With these output files, you can simply do:
woltka classify --map taxid.map --nodes nodes.dmp --names names.dmp ...
Now we know that Woltka can handle GTDB taxonomy, but what about the input alignment files? Are there some considerations when we build the GTDB genome database for specific aligners (instead of directly running GTDB-Tk) so that the resulting alignment files can be fed into Woltka, together with the GTDB taxonomy?
As mentioned above, the GTDB data release provides nucleotide sequences of 24,706 bacterial and archaeal genomes. These sequences are in archive gtdb_r89_rep_genomes.tar.gz
. Unzip and move the files under bacteria/
and archaea/
into one directory. Now you have 24,706 gzipped Fasta files, with the filename pattern as:
- NCBI RefSeq genomes:
RS_GCF_000123456.1_genomic.fna.gz
- NCBI GenBank genomes:
GB_GCA_000654321.1_genomic.fna.gz
- MAGs found by the GTDB team:
UBA12345_genomic.fna.gz
We provide a script: genomes_for_db.py
to convert multiple genome sequence files into a single Fasta file.
genomes_for_db.py --input input_dir --output output.fna --ext _genomic.fna.gz --concat --gap N*20
This command will removing intra-sequence line breaks, concatenate multiple sequences in the same file (e.g., chromosomes or scaffolds of the same genome) with a linker of 20 "N" characters, and merge all genomes into one multi-Fasta file, in which sequence IDs are genome IDs.
The output file output.fna
can then be used for database building with choice of tools.
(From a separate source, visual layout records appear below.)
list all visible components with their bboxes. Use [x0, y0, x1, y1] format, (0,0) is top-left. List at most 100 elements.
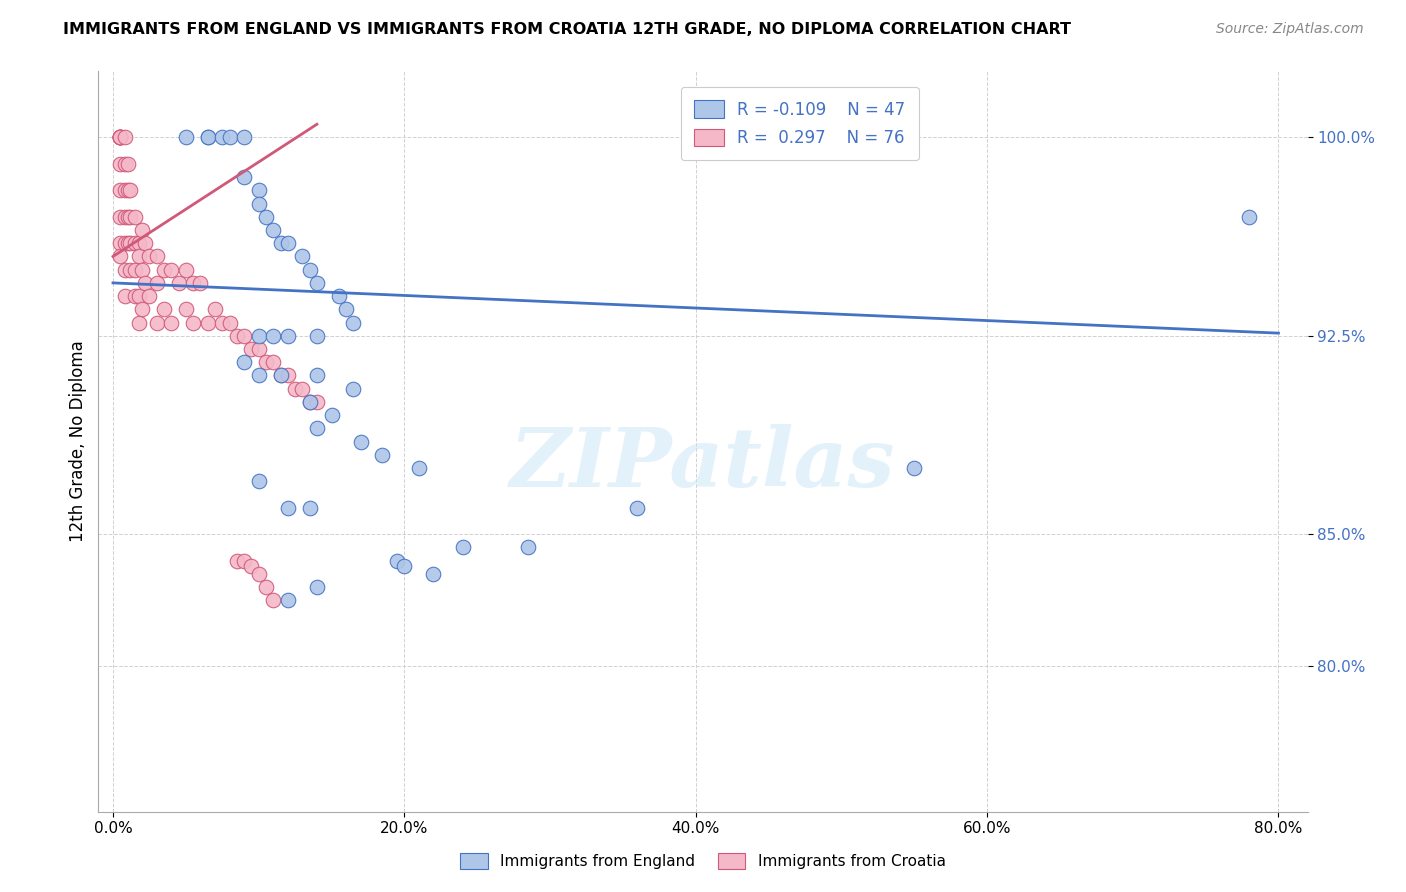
- Point: [262, 593, 284, 607]
- Point: [233, 355, 256, 369]
- Legend: R = -0.109    N = 47, R =  0.297    N = 76: R = -0.109 N = 47, R = 0.297 N = 76: [681, 87, 918, 160]
- Point: [247, 342, 270, 356]
- Point: [218, 316, 240, 330]
- Point: [160, 262, 183, 277]
- Point: [298, 262, 321, 277]
- Point: [114, 236, 136, 251]
- Point: [153, 262, 176, 277]
- Point: [110, 236, 132, 251]
- Point: [517, 541, 540, 555]
- Point: [167, 276, 190, 290]
- Point: [131, 223, 153, 237]
- Point: [270, 236, 292, 251]
- Point: [394, 558, 416, 573]
- Point: [110, 130, 132, 145]
- Point: [124, 210, 146, 224]
- Point: [197, 316, 219, 330]
- Point: [254, 210, 277, 224]
- Point: [134, 276, 156, 290]
- Point: [298, 395, 321, 409]
- Point: [422, 566, 444, 581]
- Point: [197, 130, 219, 145]
- Point: [291, 382, 314, 396]
- Point: [110, 210, 132, 224]
- Point: [305, 421, 328, 435]
- Text: ZIPatlas: ZIPatlas: [510, 424, 896, 504]
- Point: [145, 250, 167, 264]
- Point: [114, 130, 136, 145]
- Point: [262, 355, 284, 369]
- Point: [626, 500, 648, 515]
- Point: [120, 262, 142, 277]
- Point: [298, 500, 321, 515]
- Point: [110, 130, 132, 145]
- Point: [225, 328, 247, 343]
- Point: [114, 262, 136, 277]
- Point: [233, 328, 256, 343]
- Point: [342, 316, 364, 330]
- Point: [110, 183, 132, 197]
- Point: [262, 223, 284, 237]
- Point: [247, 196, 270, 211]
- Point: [277, 368, 299, 383]
- Point: [138, 289, 160, 303]
- Point: [291, 250, 314, 264]
- Point: [335, 302, 357, 317]
- Legend: Immigrants from England, Immigrants from Croatia: Immigrants from England, Immigrants from…: [454, 847, 952, 875]
- Point: [277, 500, 299, 515]
- Point: [305, 276, 328, 290]
- Point: [451, 541, 474, 555]
- Point: [128, 316, 150, 330]
- Point: [120, 183, 142, 197]
- Point: [305, 580, 328, 594]
- Point: [270, 368, 292, 383]
- Point: [277, 593, 299, 607]
- Point: [305, 395, 328, 409]
- Point: [233, 553, 256, 567]
- Text: IMMIGRANTS FROM ENGLAND VS IMMIGRANTS FROM CROATIA 12TH GRADE, NO DIPLOMA CORREL: IMMIGRANTS FROM ENGLAND VS IMMIGRANTS FR…: [63, 22, 1071, 37]
- Point: [114, 157, 136, 171]
- Point: [128, 289, 150, 303]
- Point: [181, 316, 204, 330]
- Point: [247, 183, 270, 197]
- Point: [247, 368, 270, 383]
- Point: [277, 236, 299, 251]
- Point: [110, 130, 132, 145]
- Point: [117, 236, 139, 251]
- Point: [145, 276, 167, 290]
- Point: [124, 236, 146, 251]
- Point: [233, 130, 256, 145]
- Point: [277, 328, 299, 343]
- Text: Source: ZipAtlas.com: Source: ZipAtlas.com: [1216, 22, 1364, 37]
- Point: [131, 262, 153, 277]
- Point: [305, 368, 328, 383]
- Point: [181, 276, 204, 290]
- Point: [305, 328, 328, 343]
- Point: [247, 474, 270, 488]
- Point: [903, 461, 925, 475]
- Point: [114, 289, 136, 303]
- Point: [254, 580, 277, 594]
- Point: [240, 342, 263, 356]
- Point: [117, 210, 139, 224]
- Point: [124, 262, 146, 277]
- Point: [134, 236, 156, 251]
- Point: [128, 236, 150, 251]
- Point: [350, 434, 373, 449]
- Point: [328, 289, 350, 303]
- Point: [371, 448, 394, 462]
- Point: [110, 130, 132, 145]
- Point: [138, 250, 160, 264]
- Point: [218, 130, 240, 145]
- Point: [1239, 210, 1261, 224]
- Point: [211, 130, 233, 145]
- Point: [110, 250, 132, 264]
- Point: [110, 130, 132, 145]
- Point: [270, 368, 292, 383]
- Point: [160, 316, 183, 330]
- Point: [342, 382, 364, 396]
- Point: [110, 130, 132, 145]
- Point: [110, 157, 132, 171]
- Point: [117, 157, 139, 171]
- Point: [197, 130, 219, 145]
The taxonomy files discussed above will match the results of sequence alignment using this database. For examples:
Bowtie2:
bowtie2-build --seed 42 --threads 32 output.fna GTDBr89
BLASTn (with taxonomy integrated, see above):
makeblastdb -in output.fna -out GTDBr89 -dbtype nucl -parse_seqids -taxid_map taxid.map
Note: The same set of genomes can also be found in the GTDB-Tk database, under fastani/database/
. However these filenames do not have the prefix RS_
or GB_
. Therefore, if you choose to use these files, you will need to modify the taxonomy table to match genome IDs:
cat taxonomy/gtdb_taxonomy.tsv | sed 's/^RS_\|GB_//' > gtdb_taxonomy_rev.tsv
GTDB is a phylogeny-based taxonomy system, which means that instead of staying with the derived, hard-coded taxonomic ranks, you may directly exploit the original phylogenetic trees. However there are some tricks to be considered:
The "GTDB phylogeny" actually consists of two trees: one for Bacteria (bac120_r89.sp_labels.tree
) and the other for Archaea (ar122_r89.sp_labels.tree
).
woltka classify --newick bac120_r89.sp_labels.tree --newick ar122_r89.sp_labels.tree ...
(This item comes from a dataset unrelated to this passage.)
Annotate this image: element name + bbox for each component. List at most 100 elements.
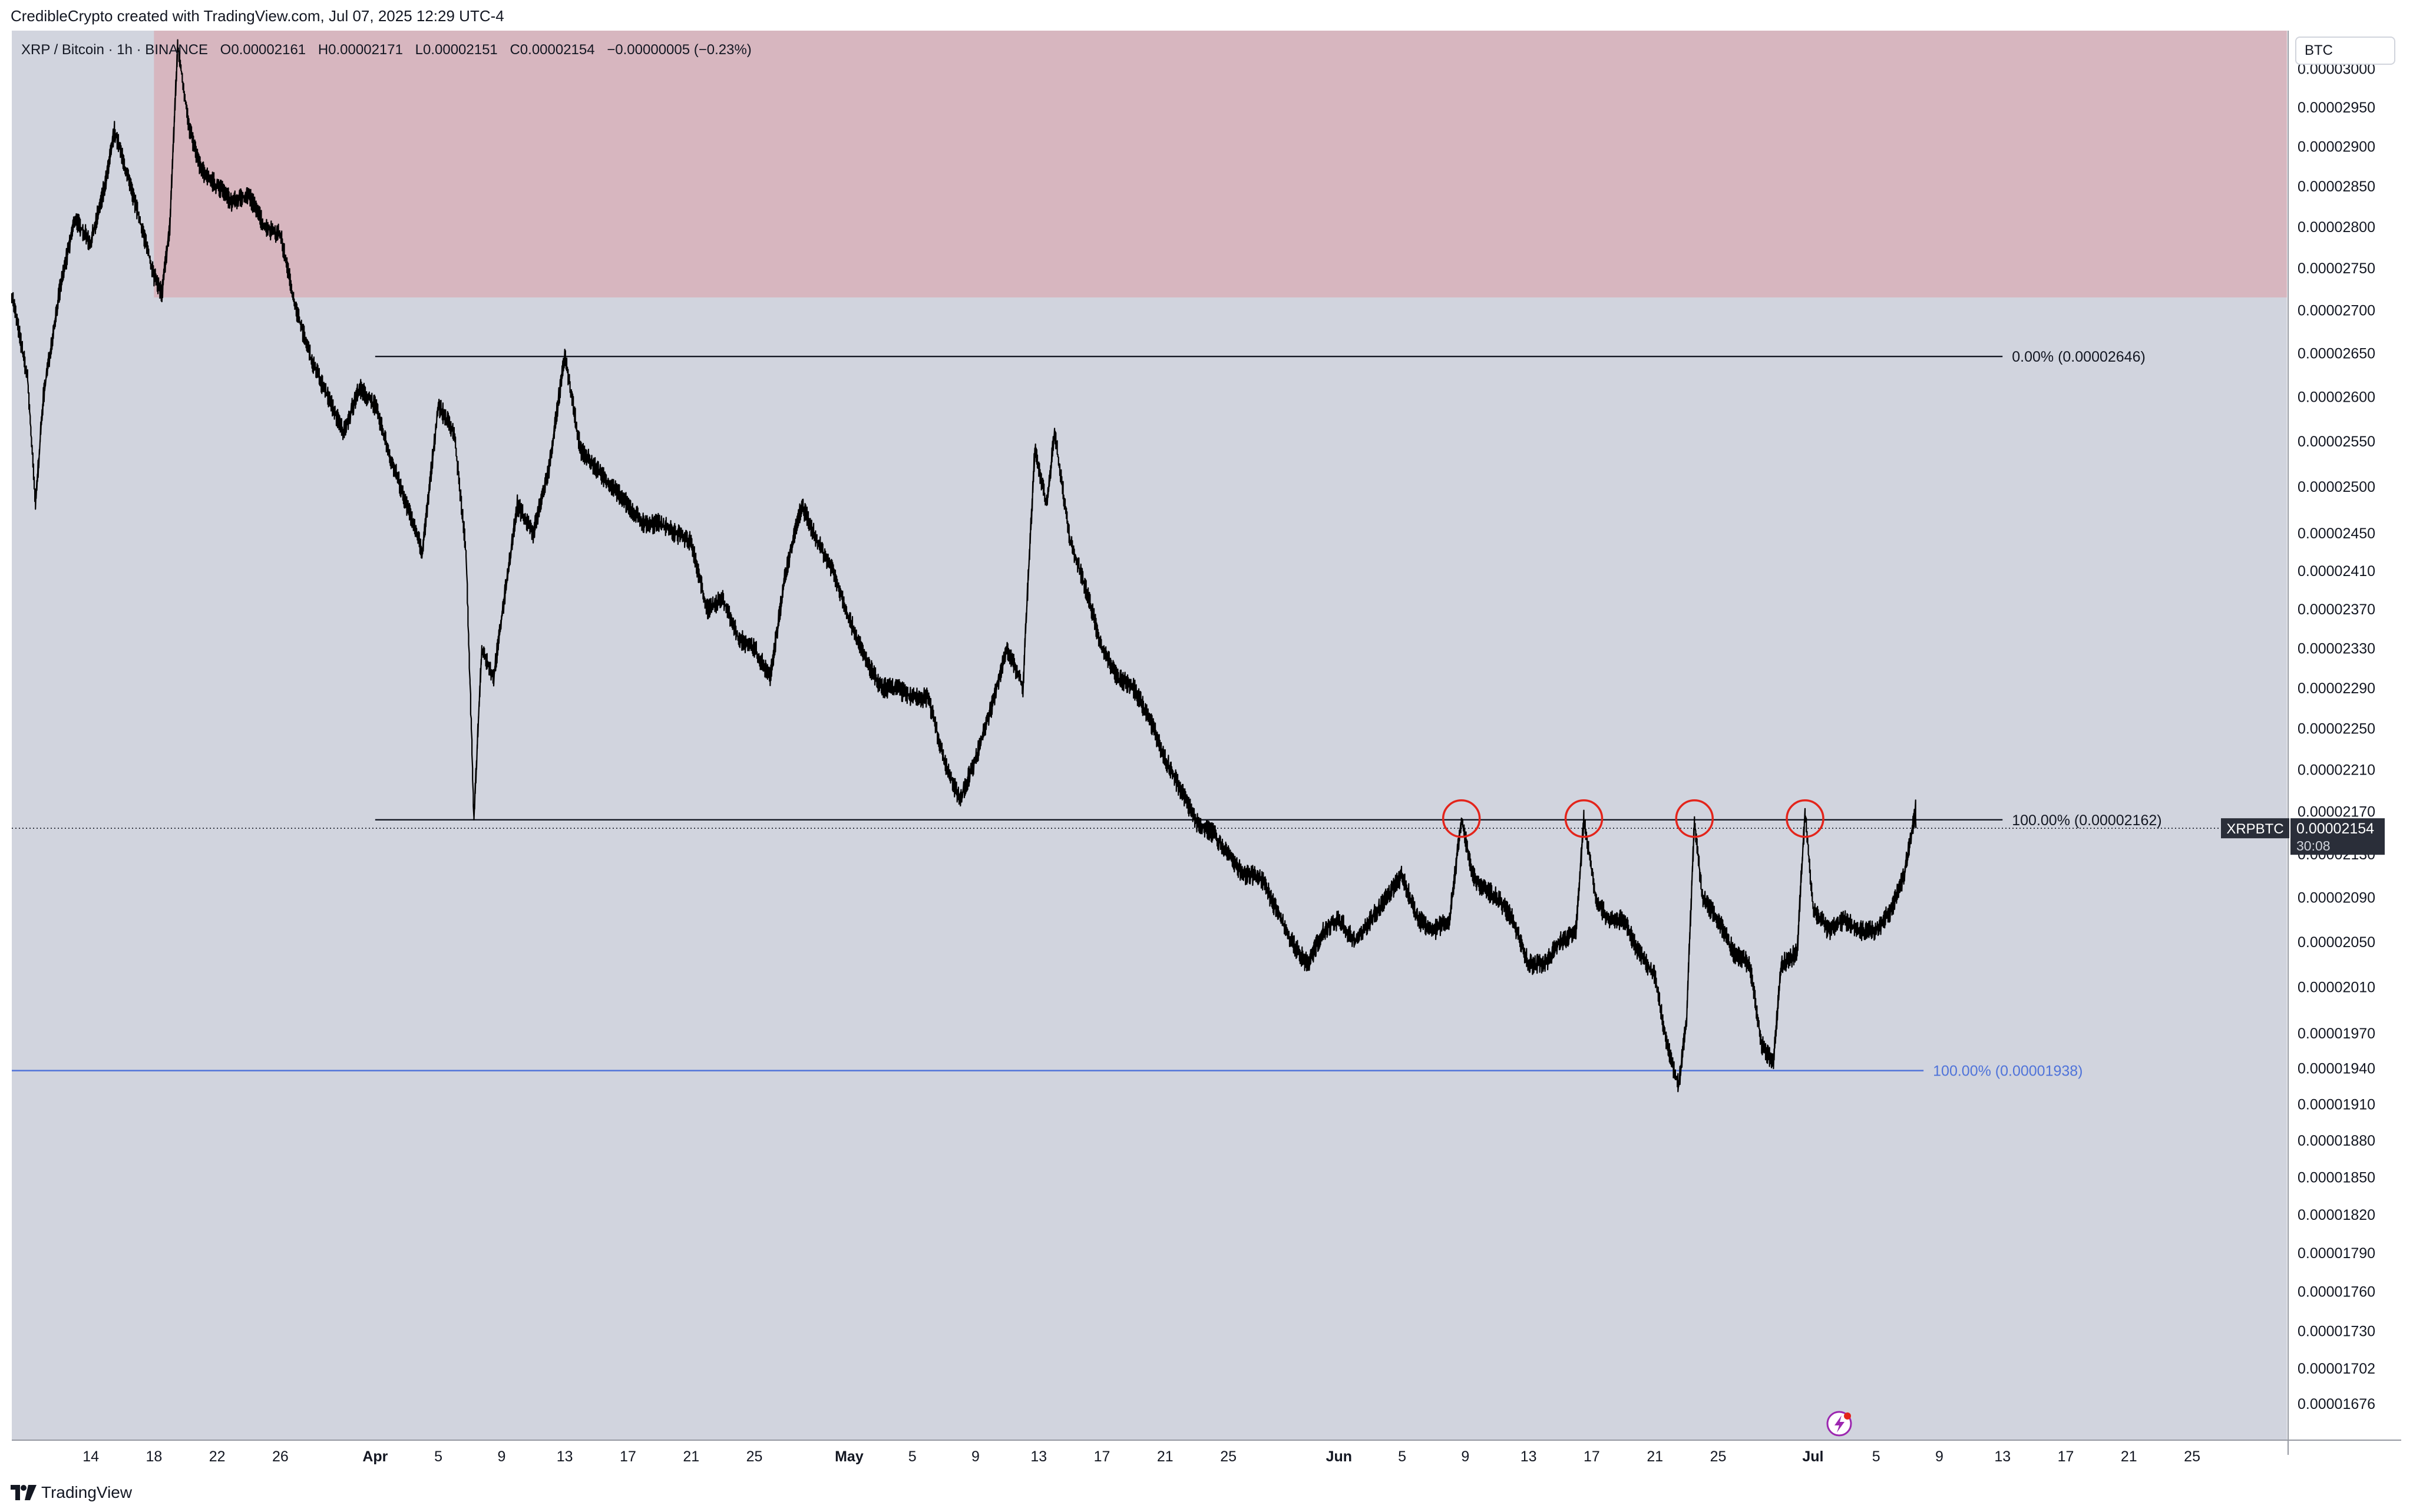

Woltka will automatically join the two trees into one at their roots. This is operational, but note that the two GTDB trees are NOT rooted based on evolutionary origins, so it is your decision whether this merging is fair.
If you decide to stick to the WoL genome database (we appreciate that!) but also want to embrace the GTDB taxonomy, we have a ready-to-go solution for you:
We provide original and curated NCBI and GTDB taxonomies based on the WoL phylogeny. For GTDB specifically, you may download this file: lineages.txt.bz2
, which contains curated GTDB lineage strings for WoL genomes.
Similar to above, you can simply do:
woltka classify --lineage lineages.txt.bz2 --rank phylum,genus,species ...
As you would expect, the resulting taxonomic profiles will speak GTDB!